O agrupamento das crateras pode parecer curioso, mas fica ainda mais estranho. O bombardeamento parece ter atingido apenas 30 por cento da massa terrestre exposta, tudo dentro da região equatorial. Assim, embora os meteoritos fossem muito mais prevalentes do que vemos hoje, estes impactos específicos foram restritos a uma pequena secção do globo… quase como se um monte de rochas tivesse caído de uma estreita faixa de rochas que circundava o centro da Terra.

E isto, segundo Tomkins e seus colegas, pode ter sido precisamente o que aconteceu.
A sua análise mostra que há cerca de 466 milhões de anos, um asteróide entrou na gravidade da Terra na medida certa.

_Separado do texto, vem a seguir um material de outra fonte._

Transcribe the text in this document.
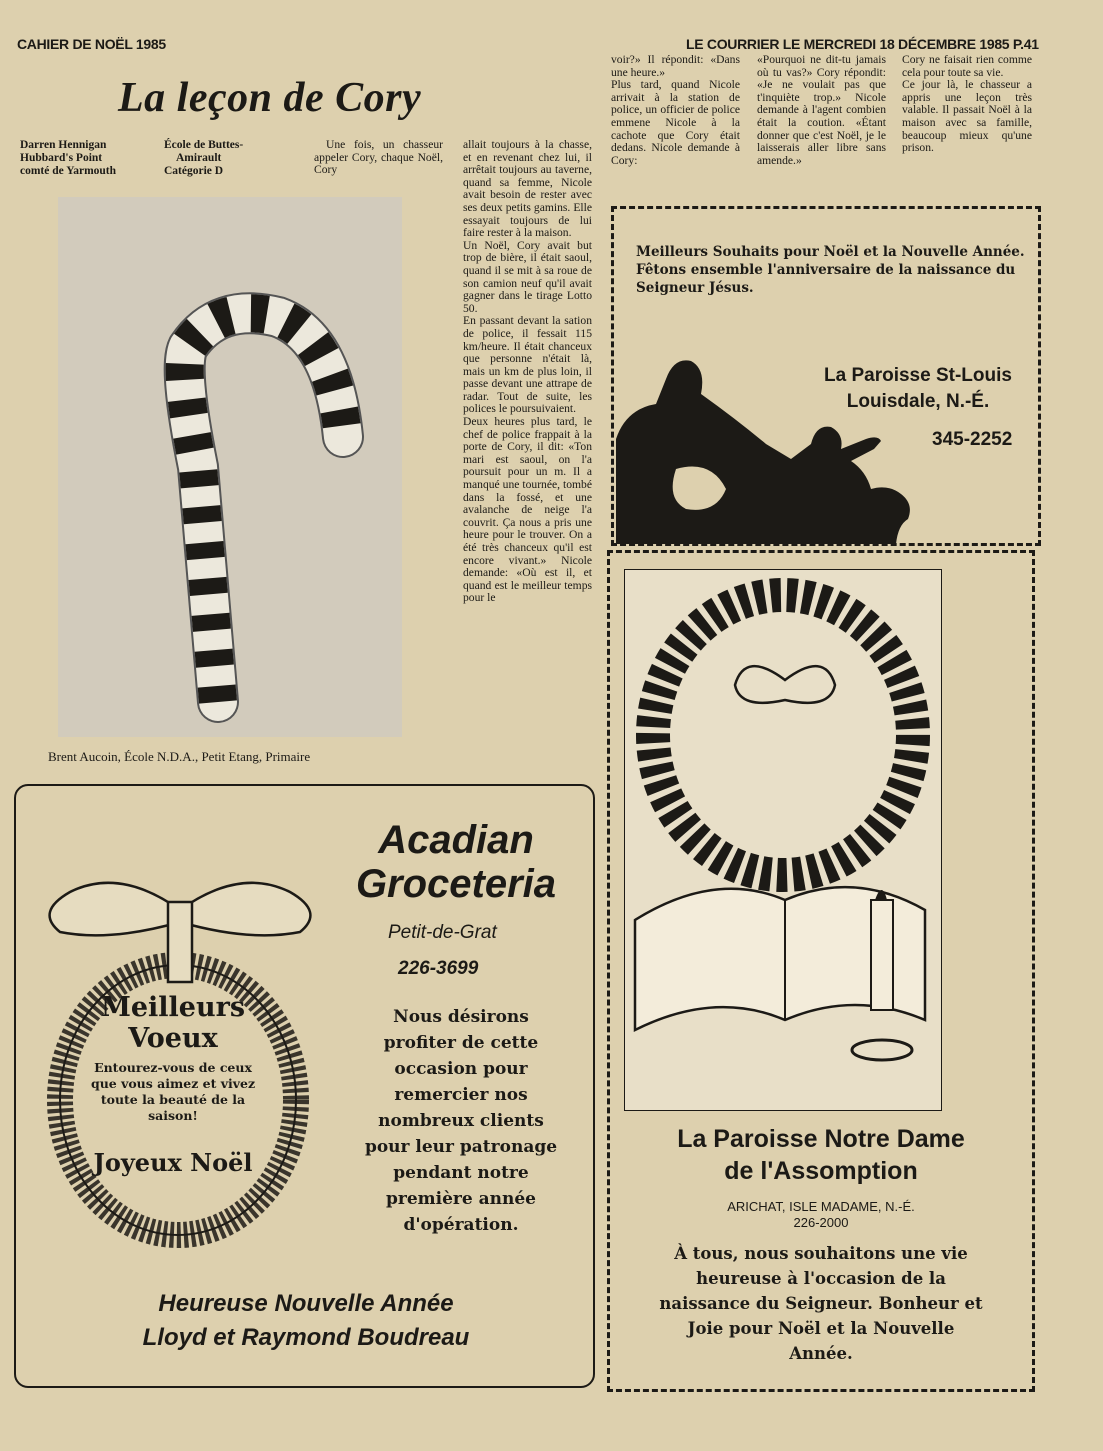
CAHIER DE NOËL 1985	LE COURRIER LE MERCREDI 18 DÉCEMBRE 1985 P.41
La leçon de Cory
Darren Hennigan
Hubbard's Point
comté de Yarmouth
École de Buttes-
Amirault
Catégorie D
Une fois, un chasseur appeler Cory, chaque Noël, Cory
allait toujours à la chasse, et en revenant chez lui, il arrêtait toujours au taverne, quand sa femme, Nicole avait besoin de rester avec ses deux petits gamins. Elle essayait toujours de lui faire rester à la maison.
Un Noël, Cory avait but trop de bière, il était saoul, quand il se mit à sa roue de son camion neuf qu'il avait gagner dans le tirage Lotto 50.
En passant devant la sation de police, il fessait 115 km/heure. Il était chanceux que personne n'était là, mais un km de plus loin, il passe devant une attrape de radar. Tout de suite, les polices le poursuivaient.
Deux heures plus tard, le chef de police frappait à la porte de Cory, il dit: «Ton mari est saoul, on l'a poursuit pour un m. Il a manqué une tournée, tombé dans la fossé, et une avalanche de neige l'a couvrit. Ça nous a pris une heure pour le trouver. On a été très chanceux qu'il est encore vivant.» Nicole demande: «Où est il, et quand est le meilleur temps pour le
voir?» Il répondit: «Dans une heure.»
Plus tard, quand Nicole arrivait à la station de police, un officier de police emmene Nicole à la cachote que Cory était dedans. Nicole demande à Cory:
«Pourquoi ne dit-tu jamais où tu vas?» Cory répondit: «Je ne voulait pas que t'inquiète trop.» Nicole demande à l'agent combien était la coution. «Étant donner que c'est Noël, je le laisserais aller libre sans amende.»
Cory ne faisait rien comme cela pour toute sa vie.
Ce jour là, le chasseur a appris une leçon très valable. Il passait Noël à la maison avec sa famille, beaucoup mieux qu'une prison.
Brent Aucoin, École N.D.A., Petit Etang, Primaire
Meilleurs Souhaits pour Noël et la Nouvelle Année.
Fêtons ensemble l'anniversaire de la naissance du Seigneur Jésus.
La Paroisse St-Louis
Louisdale, N.-É.
345-2252
Meilleurs Voeux
Entourez-vous de ceux que vous aimez et vivez toute la beauté de la saison!
Joyeux Noël
Acadian Groceteria
Petit-de-Grat
226-3699
Nous désirons profiter de cette occasion pour remercier nos nombreux clients pour leur patronage pendant notre première année d'opération.
Heureuse Nouvelle Année
Lloyd et Raymond Boudreau
La Paroisse Notre Dame
de l'Assomption
ARICHAT, ISLE MADAME, N.-É.
226-2000
À tous, nous souhaitons une vie heureuse à l'occasion de la naissance du Seigneur. Bonheur et Joie pour Noël et la Nouvelle Année.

Não estava tão perto a ponto de cair imediatamente – mas estava perto o suficiente para ser despedaçado pelas forças das marés, cruzando uma fronteira conhecida como Limite de Roche.

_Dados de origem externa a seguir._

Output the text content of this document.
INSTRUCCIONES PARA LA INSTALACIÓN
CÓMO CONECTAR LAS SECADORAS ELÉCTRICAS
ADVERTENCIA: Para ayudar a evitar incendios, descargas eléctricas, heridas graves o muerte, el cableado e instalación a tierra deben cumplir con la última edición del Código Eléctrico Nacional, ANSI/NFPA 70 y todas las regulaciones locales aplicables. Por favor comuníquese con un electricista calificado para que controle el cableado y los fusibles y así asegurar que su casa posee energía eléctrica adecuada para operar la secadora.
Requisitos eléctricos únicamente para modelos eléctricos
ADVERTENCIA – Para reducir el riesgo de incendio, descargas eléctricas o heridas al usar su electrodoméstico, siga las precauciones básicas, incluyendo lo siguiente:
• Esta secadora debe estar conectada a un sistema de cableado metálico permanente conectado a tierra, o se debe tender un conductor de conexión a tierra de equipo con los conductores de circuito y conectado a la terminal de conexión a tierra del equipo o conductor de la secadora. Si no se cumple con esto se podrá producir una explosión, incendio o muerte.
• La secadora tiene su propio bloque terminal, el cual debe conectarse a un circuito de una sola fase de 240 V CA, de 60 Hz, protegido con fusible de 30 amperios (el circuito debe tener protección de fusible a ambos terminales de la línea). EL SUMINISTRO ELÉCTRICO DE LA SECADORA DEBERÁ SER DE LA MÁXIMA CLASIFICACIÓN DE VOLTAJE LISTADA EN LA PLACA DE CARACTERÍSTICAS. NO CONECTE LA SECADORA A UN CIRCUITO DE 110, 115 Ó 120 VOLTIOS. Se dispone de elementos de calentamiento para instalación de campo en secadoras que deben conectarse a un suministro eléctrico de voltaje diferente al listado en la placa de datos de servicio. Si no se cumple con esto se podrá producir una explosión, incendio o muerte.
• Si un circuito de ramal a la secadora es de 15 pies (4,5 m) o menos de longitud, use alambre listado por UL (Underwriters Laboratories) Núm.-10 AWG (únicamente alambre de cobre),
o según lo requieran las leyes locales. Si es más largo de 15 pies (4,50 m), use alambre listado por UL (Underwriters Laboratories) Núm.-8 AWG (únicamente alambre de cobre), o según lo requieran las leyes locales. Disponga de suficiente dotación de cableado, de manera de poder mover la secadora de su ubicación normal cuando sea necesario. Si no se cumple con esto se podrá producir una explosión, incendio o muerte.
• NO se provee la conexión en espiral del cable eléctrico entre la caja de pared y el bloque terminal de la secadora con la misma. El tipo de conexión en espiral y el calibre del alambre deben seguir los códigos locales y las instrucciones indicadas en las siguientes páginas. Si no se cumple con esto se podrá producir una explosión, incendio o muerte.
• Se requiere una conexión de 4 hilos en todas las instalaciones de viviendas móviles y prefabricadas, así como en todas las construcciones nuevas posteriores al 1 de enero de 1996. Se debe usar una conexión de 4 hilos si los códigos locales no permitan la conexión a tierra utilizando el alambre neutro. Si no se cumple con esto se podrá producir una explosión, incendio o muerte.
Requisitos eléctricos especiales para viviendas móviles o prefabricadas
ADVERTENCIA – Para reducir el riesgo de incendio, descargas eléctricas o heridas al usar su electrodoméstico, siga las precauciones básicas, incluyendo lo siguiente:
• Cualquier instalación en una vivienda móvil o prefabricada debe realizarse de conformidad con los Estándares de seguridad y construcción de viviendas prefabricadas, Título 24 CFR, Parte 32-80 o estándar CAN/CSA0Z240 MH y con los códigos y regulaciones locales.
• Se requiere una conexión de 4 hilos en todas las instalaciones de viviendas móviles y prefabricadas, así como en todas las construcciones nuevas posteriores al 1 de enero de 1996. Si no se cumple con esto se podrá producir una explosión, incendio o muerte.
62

Para um asteróide de ligação fraca, o limite de Roche é uma altitude de cerca de 15.800 quilómetros (cerca de 9.800 milhas). Isso é menor do que alguns satélites – uma faixa de altitude na qual os detritos do asteroide eviscerado poderiam girar em torno da Terra em uma órbita relativamente estável, decaindo com o tempo.

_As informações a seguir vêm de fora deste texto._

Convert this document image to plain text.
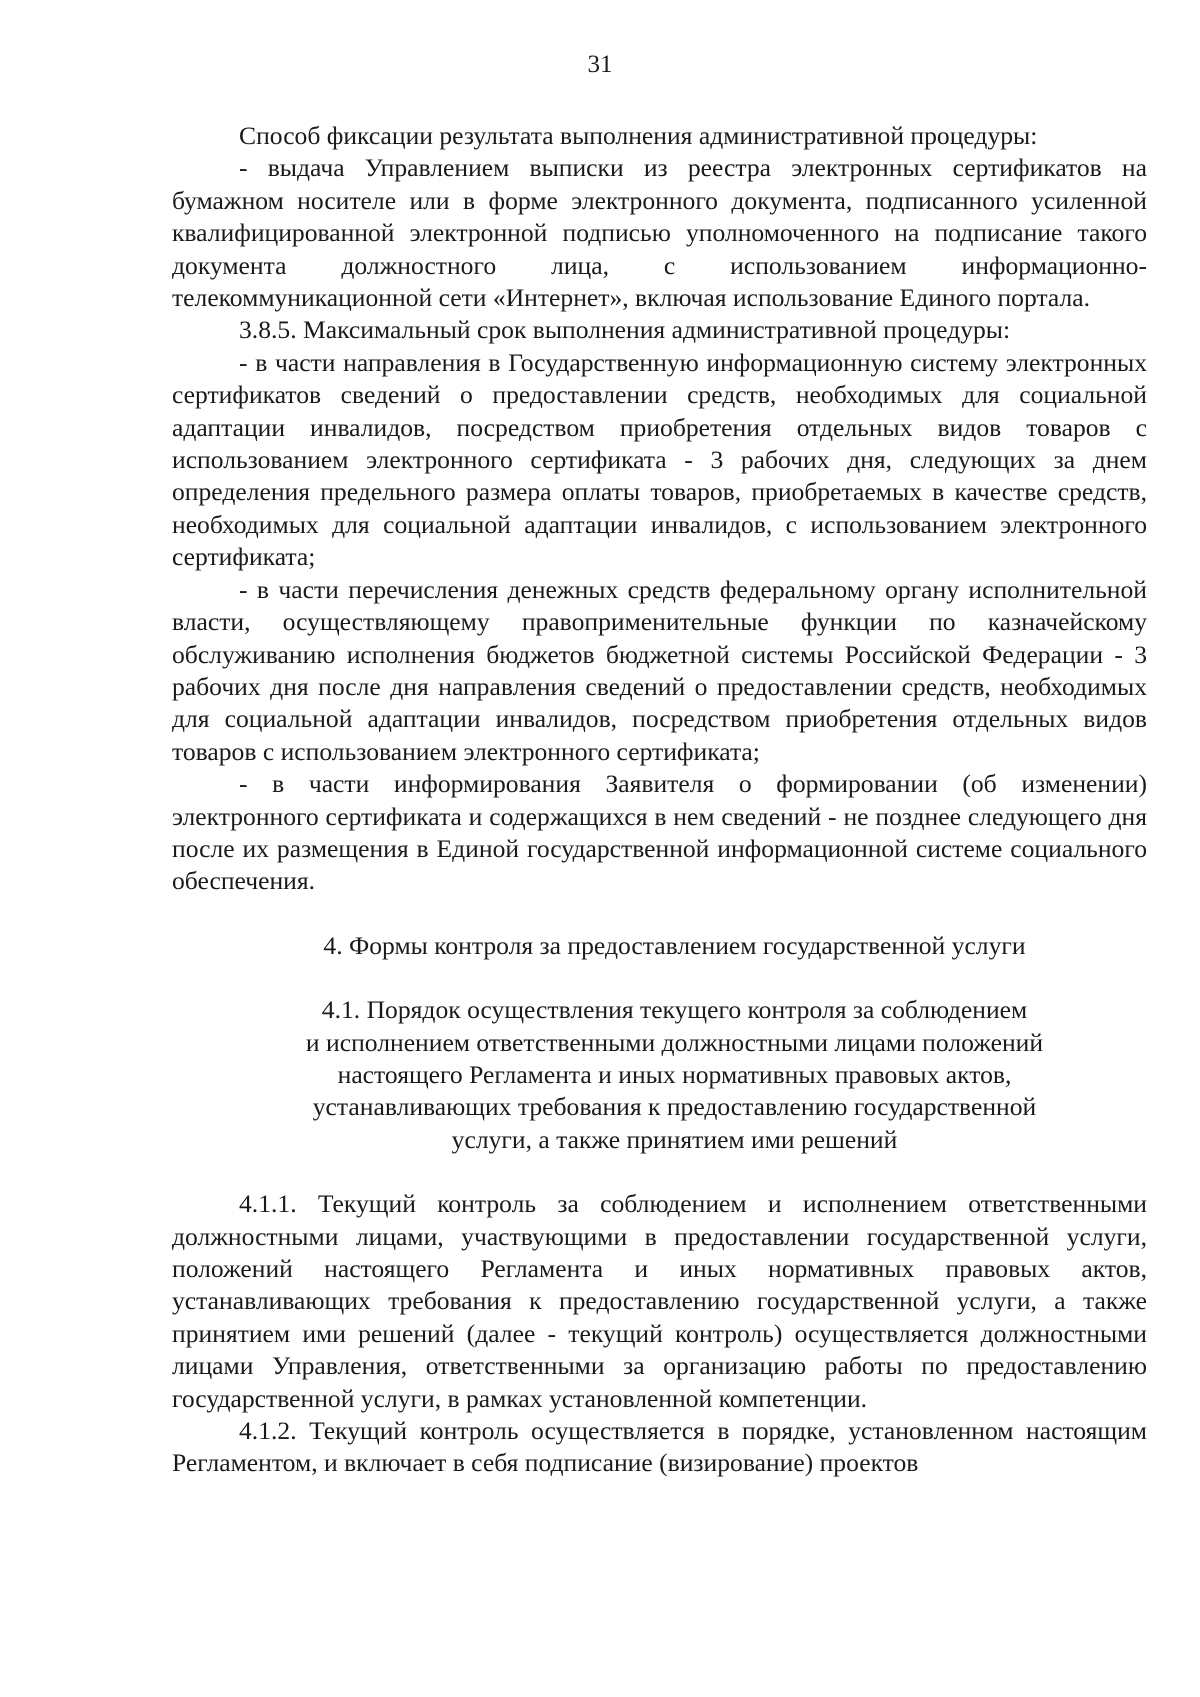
31

Способ фиксации результата выполнения административной процедуры:

- выдача Управлением выписки из реестра электронных сертификатов на бумажном носителе или в форме электронного документа, подписанного усиленной квалифицированной электронной подписью уполномоченного на подписание такого документа должностного лица, с использованием информационно-телекоммуникационной сети «Интернет», включая использование Единого портала.

3.8.5. Максимальный срок выполнения административной процедуры:

- в части направления в Государственную информационную систему электронных сертификатов сведений о предоставлении средств, необходимых для социальной адаптации инвалидов, посредством приобретения отдельных видов товаров с использованием электронного сертификата - 3 рабочих дня, следующих за днем определения предельного размера оплаты товаров, приобретаемых в качестве средств, необходимых для социальной адаптации инвалидов, с использованием электронного сертификата;

- в части перечисления денежных средств федеральному органу исполнительной власти, осуществляющему правоприменительные функции по казначейскому обслуживанию исполнения бюджетов бюджетной системы Российской Федерации - 3 рабочих дня после дня направления сведений о предоставлении средств, необходимых для социальной адаптации инвалидов, посредством приобретения отдельных видов товаров с использованием электронного сертификата;

- в части информирования Заявителя о формировании (об изменении) электронного сертификата и содержащихся в нем сведений - не позднее следующего дня после их размещения в Единой государственной информационной системе социального обеспечения.

4. Формы контроля за предоставлением государственной услуги

4.1. Порядок осуществления текущего контроля за соблюдением
и исполнением ответственными должностными лицами положений
настоящего Регламента и иных нормативных правовых актов,
устанавливающих требования к предоставлению государственной
услуги, а также принятием ими решений

4.1.1. Текущий контроль за соблюдением и исполнением ответственными должностными лицами, участвующими в предоставлении государственной услуги, положений настоящего Регламента и иных нормативных правовых актов, устанавливающих требования к предоставлению государственной услуги, а также принятием ими решений (далее - текущий контроль) осуществляется должностными лицами Управления, ответственными за организацию работы по предоставлению государственной услуги, в рамках установленной компетенции.

4.1.2. Текущий контроль осуществляется в порядке, установленном настоящим Регламентом, и включает в себя подписание (визирование) проектов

Isto é consistente com o que observamos em outras partes do Sistema Solar. Os anéis de Saturno são temporários, caindo no planeta a um ritmo bastante rápido. E vimos o cometa Shoemaker-Levy 9 colidir com Júpiter em 1994 – mas não antes de a gravidade do planeta despedaçar o cometa, criando um campo de detritos que circulou o planeta durante anos. Portanto, parece eminentemente plausível que a Terra tenha se despedaçado e depois comido um asteroide.
O agrupamento de impacto é uma prova. Há também muito material de meteorito no sedimento que se acumulou ao mesmo tempo e no mesmo período. Ambas as pistas podem estar ligadas ao mesmo asteróide.

E pode haver outra dica. Perto do final do Ordoviciano, cerca de 445 milhões de anos atrás, A Terra entrou em uma era glacial devastadora; o mais frio do último meio bilhão. Um anel ao redor da Terra poderia ter agravado isso, lançando uma sombra sobre a superfície. Isso é bastante especulativo neste momento e requer uma investigação mais aprofundada.
“A próxima etapa da pesquisa precisa ser a modelagem numérica. Já temos isso em andamento, mas espero que outros cientistas tentem”, disse Tomkins ao WebCuriosos.
Esta modelagem recriaria a ruptura do asteróide e a formação do anel a partir dos seus detritos, seguida pela evolução do anel ao longo do tempo. Isso revelaria a estrutura e o formato que o anel poderia ter e se ele poderia projetar uma grande sombra. Estes dados teriam então de ser fornecidos aos cientistas do clima para ver quais poderiam ser os efeitos.
Mas, se tiver algum efeito, as implicações são bastante interessantes não apenas para a compreensão do nosso próprio mundo, mas também para as intervenções climáticas.
“Outra coisa que estava a acontecer nesta altura era o Grande Evento de Biodiversificação do Ordoviciano (rápida evolução de diferentes organismos) – as rápidas alterações climáticas criam desafios para a vida e a necessidade de evoluir. Portanto, se o anel impulsionou as alterações climáticas (e é um grande se neste ponto), também pode ter impulsionado uma evolução rápida”, disse Tomkins.
“Um conceito divertido é que esta seria uma forma de terraformar um planeta excessivamente quente. Então, por exemplo, se redireccionássemos um grande asteróide para uma órbita fragmentada em torno de Vénus, o arrefecimento levaria a uma chuva parcial da atmosfera. , e possivelmente um resfriamento bastante significativo.”
Provavelmente não iremos terraformar Vénus tão depressa. Mas não é divertido imaginar que poderíamos?
A pesquisa foi publicada em Cartas da Terra e da Ciência Planetária.